La personale, a cura di Elena Antonacci, direttrice del MAT, è la prima tappa di Hybrids, un nuovo e intenso ciclo internazionale di esposizioni dell’artista pugliese, che da febbraio girerà il Mondo, arrivando in diverse città fino al prossimo mese di ottobre. Il primo appuntamento della rassegna espositiva (con testo critico unico di Amalia Di Lanno) sarà dunque in Capitanata, occasione in cui si potrà vedere l’opera di Keziat, la visualizzazione di un mondo particolare dove coesistono realtà diverse e molto spesso in contraddizione, che appaiono “mascherate” e solo superficialmente logiche e naturali: “Nella volontà di non definire precise congiunzioni la visionarietà dell’artista spazia in ogni dove, scandaglia i nascondigli dell’animo, si propaga e supera i confini del probabile, fonde e confonde, reale e sovrannaturale, esperienza e fantasticheria, realizza un legame possibile in cui la fantasia è cosi vera e il mondo dell’immaginazione si conferma mondo dell’eternità”.

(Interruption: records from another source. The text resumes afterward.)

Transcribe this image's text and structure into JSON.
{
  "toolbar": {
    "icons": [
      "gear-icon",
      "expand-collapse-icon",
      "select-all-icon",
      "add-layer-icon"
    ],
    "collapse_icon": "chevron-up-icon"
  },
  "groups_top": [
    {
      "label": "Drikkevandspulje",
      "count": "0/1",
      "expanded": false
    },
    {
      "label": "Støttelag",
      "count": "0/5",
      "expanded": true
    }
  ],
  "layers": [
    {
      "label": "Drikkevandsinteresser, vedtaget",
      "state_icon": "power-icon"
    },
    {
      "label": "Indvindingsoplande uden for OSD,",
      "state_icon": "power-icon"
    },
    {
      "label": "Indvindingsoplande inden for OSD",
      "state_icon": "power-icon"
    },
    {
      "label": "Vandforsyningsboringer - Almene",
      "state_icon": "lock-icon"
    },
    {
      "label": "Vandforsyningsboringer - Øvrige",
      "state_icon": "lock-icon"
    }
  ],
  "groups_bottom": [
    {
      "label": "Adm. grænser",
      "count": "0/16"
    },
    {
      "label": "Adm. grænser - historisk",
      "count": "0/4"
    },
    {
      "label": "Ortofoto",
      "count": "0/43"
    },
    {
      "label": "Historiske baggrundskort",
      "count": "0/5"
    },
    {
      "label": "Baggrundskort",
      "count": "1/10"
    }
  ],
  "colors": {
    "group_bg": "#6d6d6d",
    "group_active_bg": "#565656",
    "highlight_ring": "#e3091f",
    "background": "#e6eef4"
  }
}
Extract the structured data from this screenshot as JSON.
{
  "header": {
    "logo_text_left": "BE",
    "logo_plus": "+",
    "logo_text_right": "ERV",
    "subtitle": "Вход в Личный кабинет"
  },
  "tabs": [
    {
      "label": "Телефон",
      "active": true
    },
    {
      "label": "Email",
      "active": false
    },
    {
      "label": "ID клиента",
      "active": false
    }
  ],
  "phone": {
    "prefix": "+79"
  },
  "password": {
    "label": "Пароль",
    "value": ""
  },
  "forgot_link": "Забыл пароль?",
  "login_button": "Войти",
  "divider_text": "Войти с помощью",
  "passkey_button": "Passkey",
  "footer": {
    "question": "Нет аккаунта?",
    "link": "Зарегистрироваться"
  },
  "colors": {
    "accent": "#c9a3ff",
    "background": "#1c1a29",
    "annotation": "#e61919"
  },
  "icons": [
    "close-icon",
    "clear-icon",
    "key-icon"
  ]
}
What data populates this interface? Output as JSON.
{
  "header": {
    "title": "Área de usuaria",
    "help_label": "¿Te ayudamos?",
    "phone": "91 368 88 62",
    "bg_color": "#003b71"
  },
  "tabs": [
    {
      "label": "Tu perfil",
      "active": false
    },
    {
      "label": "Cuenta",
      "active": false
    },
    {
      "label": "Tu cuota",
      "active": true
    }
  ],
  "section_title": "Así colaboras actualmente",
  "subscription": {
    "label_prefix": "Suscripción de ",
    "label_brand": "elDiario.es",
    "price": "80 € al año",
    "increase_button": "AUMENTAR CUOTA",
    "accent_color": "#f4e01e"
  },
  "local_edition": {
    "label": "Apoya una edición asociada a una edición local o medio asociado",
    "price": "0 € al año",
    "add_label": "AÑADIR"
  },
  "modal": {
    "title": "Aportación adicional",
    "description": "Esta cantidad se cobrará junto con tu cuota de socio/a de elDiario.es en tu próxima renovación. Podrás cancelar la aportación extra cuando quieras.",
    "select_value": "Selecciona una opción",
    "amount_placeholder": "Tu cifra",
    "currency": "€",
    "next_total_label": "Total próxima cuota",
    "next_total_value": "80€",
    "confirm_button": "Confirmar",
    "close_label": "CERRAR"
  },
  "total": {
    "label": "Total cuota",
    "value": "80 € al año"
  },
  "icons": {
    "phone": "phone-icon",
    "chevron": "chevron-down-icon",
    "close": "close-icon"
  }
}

Il progetto Hybrids è realizzato da Violipiano Visual in collaborazione con il Museo dell’Alto Tavoliere, il Comune di San Severo, la Società Dante Alighieri di Miami, il Consolato d’Italia a Miami, il Museo Tuscolano Scuderie Aldobrandini, il Comune di Frascati (Roma) e l’Ambasciata d’Italia a Bangkok.